Carriers in South Korea probably won't be able to launch 3G (third-generation) mobile voice and data services until late 2002 or 2003, a top government official said Wednesday, according to a report that appeared Thursday on the Web site of the South Korea-based JoongAng Ilbo newspaper.
"Considering the stability of the W-CDMA (Wideband Code-Division Multiple Access) service, it won't be possible to begin the service until late 2002 or 2003," the paper quoted Yang Seung-taik, minister of information and communication, as saying. W-CDMA is expected to be the basis of most 3G networks in Asia and Europe.
The South Korean government in December awarded licenses to two carriers, Korea Telecom Corp. and SK Telecom Co. Ltd., to offer 3G services using W-CDMA. At that time, an SK representative said the carrier would offer 3G in cities hosting the soccer World Cup by May 2002.

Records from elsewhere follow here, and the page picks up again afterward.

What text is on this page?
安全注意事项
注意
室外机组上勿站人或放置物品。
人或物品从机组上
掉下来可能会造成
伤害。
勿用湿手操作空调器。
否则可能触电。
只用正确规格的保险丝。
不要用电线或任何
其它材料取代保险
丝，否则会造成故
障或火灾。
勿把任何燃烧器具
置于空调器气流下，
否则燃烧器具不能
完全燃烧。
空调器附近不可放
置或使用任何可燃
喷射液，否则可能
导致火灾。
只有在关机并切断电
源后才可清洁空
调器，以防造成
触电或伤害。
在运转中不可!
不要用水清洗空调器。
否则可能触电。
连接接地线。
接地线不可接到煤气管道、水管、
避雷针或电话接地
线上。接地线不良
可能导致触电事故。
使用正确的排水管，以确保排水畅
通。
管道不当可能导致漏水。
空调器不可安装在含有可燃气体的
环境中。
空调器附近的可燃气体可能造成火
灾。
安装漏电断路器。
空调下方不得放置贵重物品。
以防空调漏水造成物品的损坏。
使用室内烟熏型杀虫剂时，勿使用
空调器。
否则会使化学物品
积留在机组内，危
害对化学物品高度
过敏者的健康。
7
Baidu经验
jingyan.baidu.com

Yang also said Wednesday that two North American companies have decided to participate in a group bid for another 3G license, for a network that would use the CDMA2000 standard, the paper reported. He said the companies are conducting due-diligence examination of the proposed business. Yang reportedly said the government would be willing to award the license to a consortium majority-owned by foreign shareholders.
The prospects for early commercial introduction of 3G networks, which can provide up to 384K bps (bits per second) throughput to mobile customers, dimmed last month when Japan's NTT DoCoMo Inc. announced it would delay the full commercial rollout of its service from May to October of this year. DoCoMo's service will use a version of the W-CDMA technology.